Freitag, 6. August 2010

Buchrezension "Vom Atmen unter Wasser"



Packend, schmerzhaft - und doch wunderschön!

Zuerst war der Film: „Vom Atmen unter Wasser“ und Lisa-Marie Dickreiter schrieb das Drehbuch dazu. Dass sie parallel dazu aus derselben Geschichte auch einen Roman entstehen ließ, war eine beglückende Eingabe und Idee, denn das, was Filme auslassen, können Worte erreichen – die Einbeziehung der eigenen Phantasie, des selbst Erlebten: ein ganz besondere Buch.

„Vom Atmen unter Wasser“ erzählt in einer ungewohnt präzisen, fesselnden Sprache vom Auseinanderbrechen einer Familie, in die der Tod von Sarah, der 16jährigen Tochter, wie ein Erdbeben eingebrochen ist – und nichts mehr so sein lässt, wie es einmal war.
Jeder der drei Protagonisten erlebt dieses Verbrechen, das nur aus den Gedankenfetzen der Mutter Anne noch einmal rekonstruiert wird, völlig anders und abgetrennt vom anderen:
Anne begeht am 1. Todestag von Sarah einen Suizidversuch und soll nun, auf Wunsch des Vaters Jo, der der unstillbaren Trauer seiner Frau völlig hilflos gegenüber steht, von Simon, dem gemeinsam Sohn, der das Elternhaus bereits verlassen hatte, beschützt werden.

Simon, der immer im Schatten seiner kleineren Schwester stand, und – unglaublich schön erzählt auf den ersten Seiten des Romans – als Kind einen Versuch machte, sich dieser kleinen, ungeliebten Schwester zu entledigen - zieht in das Elternhaus zurück und versucht auf seine Weise, mit Anne in Kontakt zu treten, sich ihr in ihrer Trauer zu nähern.

Für mich, die ich selbst trauernde Mutter bin und weiß, wie sich der Verlust eine Kindes anfühlt, sind die Szenen des Buches, die die Trauer von Anne und ihre Angst, Sarah könnte „verloren gehen“, aus der Welt fallen, so wie Anne selbst aus dieser Welt gefallen ist das Eindringlichste, Berührendste und Schönste, was ich seit langem gelesen habe:
Wenn Anne im Keller des Hauses den Wäschekorb, den sie vor den anderen versteckt hält, öffnet und die Wäschestücke, die Sarah getragen hat, einatmet, dann wird „Trauer“ sichtbar gemacht und ihr Ausmaß schmerzhaft erfahrbar!
Wenn Anne weiterhin mit Sarah spricht, Sarah dem kleinen Mädchen, Sarah am Abend des Mordes, als sie sich für die Party fertig macht und das Haus verlässt, dann ahnt man, dass dieses „Nichtloslassenwollen“, diese imaginäre Verbundenheit – ein wesentlicher Bestandteil der Trauer ist.
Jo hat den Zugang zu seiner Frau völlig verloren und aufgegeben. Simon gelingt er über ein gemeinsames Filmprojekt über Sarah und dieses „Mutter-Sohn-Projekt“ ist berührend schön geschrieben! Für kurze Zeit kann Simon Anne erreichen, dann trennen sich auch die Welten von Mutter und Sohn.
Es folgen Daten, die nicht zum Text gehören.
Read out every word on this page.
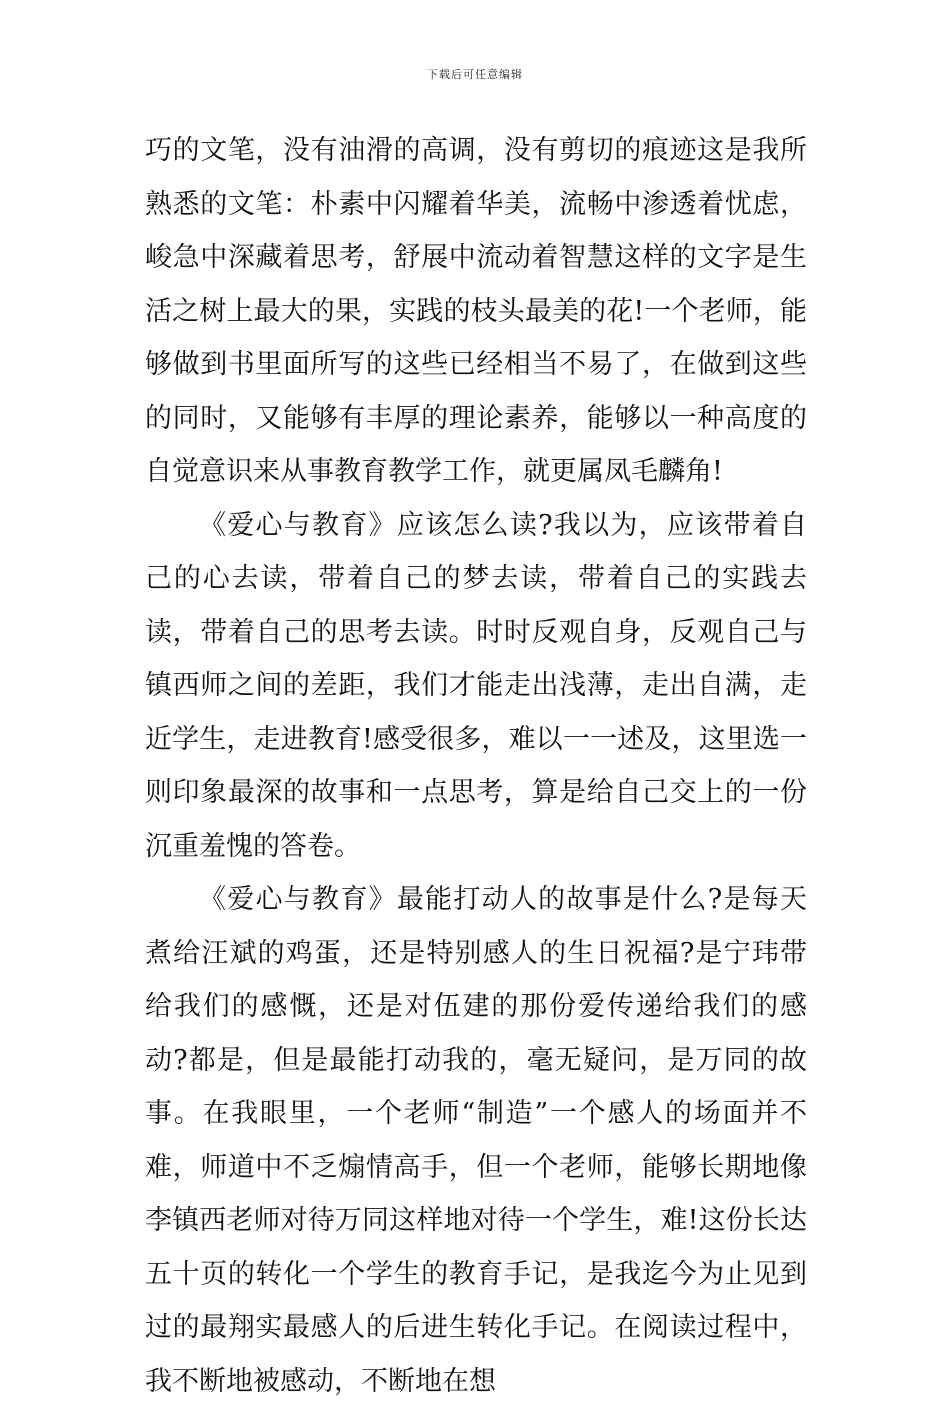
下载后可任意编辑

巧的文笔，没有油滑的高调，没有剪切的痕迹这是我所熟悉的文笔：朴素中闪耀着华美，流畅中渗透着忧虑，峻急中深藏着思考，舒展中流动着智慧这样的文字是生活之树上最大的果，实践的枝头最美的花!一个老师，能够做到书里面所写的这些已经相当不易了，在做到这些的同时，又能够有丰厚的理论素养，能够以一种高度的自觉意识来从事教育教学工作，就更属凤毛麟角!

《爱心与教育》应该怎么读?我以为，应该带着自己的心去读，带着自己的梦去读，带着自己的实践去读，带着自己的思考去读。时时反观自身，反观自己与镇西师之间的差距，我们才能走出浅薄，走出自满，走近学生，走进教育!感受很多，难以一一述及，这里选一则印象最深的故事和一点思考，算是给自己交上的一份沉重羞愧的答卷。

《爱心与教育》最能打动人的故事是什么?是每天煮给汪斌的鸡蛋，还是特别感人的生日祝福?是宁玮带给我们的感慨，还是对伍建的那份爱传递给我们的感动?都是，但是最能打动我的，毫无疑问，是万同的故事。在我眼里，一个老师“制造”一个感人的场面并不难，师道中不乏煽情高手，但一个老师，能够长期地像李镇西老师对待万同这样地对待一个学生，难!这份长达五十页的转化一个学生的教育手记，是我迄今为止见到过的最翔实最感人的后进生转化手记。在阅读过程中，我不断地被感动，不断地在想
Hier noch einmal der kleine Monolog, der mich besonders berührt:
Anne (in die Videokamera von Simon):

„Manchmal hab ich einen sehr schönen Traum. Ich lauf durch die Strassen und zieh einen Koffer hinter mir her. Wenn mich etwas an Sarah erinnert, dann pack ich es ein. Eine Stimme... ein Lachen… dieselbe Haarfarbe…Ich finde immer mehr, mein Koffer füllt sich, wird schwer. Ich bin glücklich.
Ich geb dann den vollen Koffer am Friedhof ab, und da steht sie am Tor und wartet auf mich. Ich wink und renn auf sie zu. Und sie steht da und lächelt. Ich renn schneller – dann wach ich auf.“

Unsere Gesellschaft ist sich offenbar darin einig, dass der Tod eines Kindes das Schrecklichste ist, was einer Familie, einer Mutter, einem Vater widerfahren kann. In der konkreten Konfrontation allerdings erweisen sich eben diese Menschen sehr oft als unfähig zum entsprechenden Verständnis und der notwendigen Toleranz.
Dass es einer jungen Autorin gelingt, ein Familienschicksal so authentisch und überzeugend in einer immer wieder überwältigenden Sprache niederzuschreiben, das grenzt für mich an ein buchstäbliches Wunder. Ich möchte dieses Buch vor allem auch Menschen in der Trauer sehr ans Herz legen. Unter meinen Büchern hat es schon jetzt einen besonderen Platz!

Ich hoffe, dass wir von Lisa-Marie Dickreiter noch viel zu lesen bekommen und freue mich auf das nächste Werk von ihr! Danke, liebe Lisa-Marie Dickreiter für dies herausragende Buch!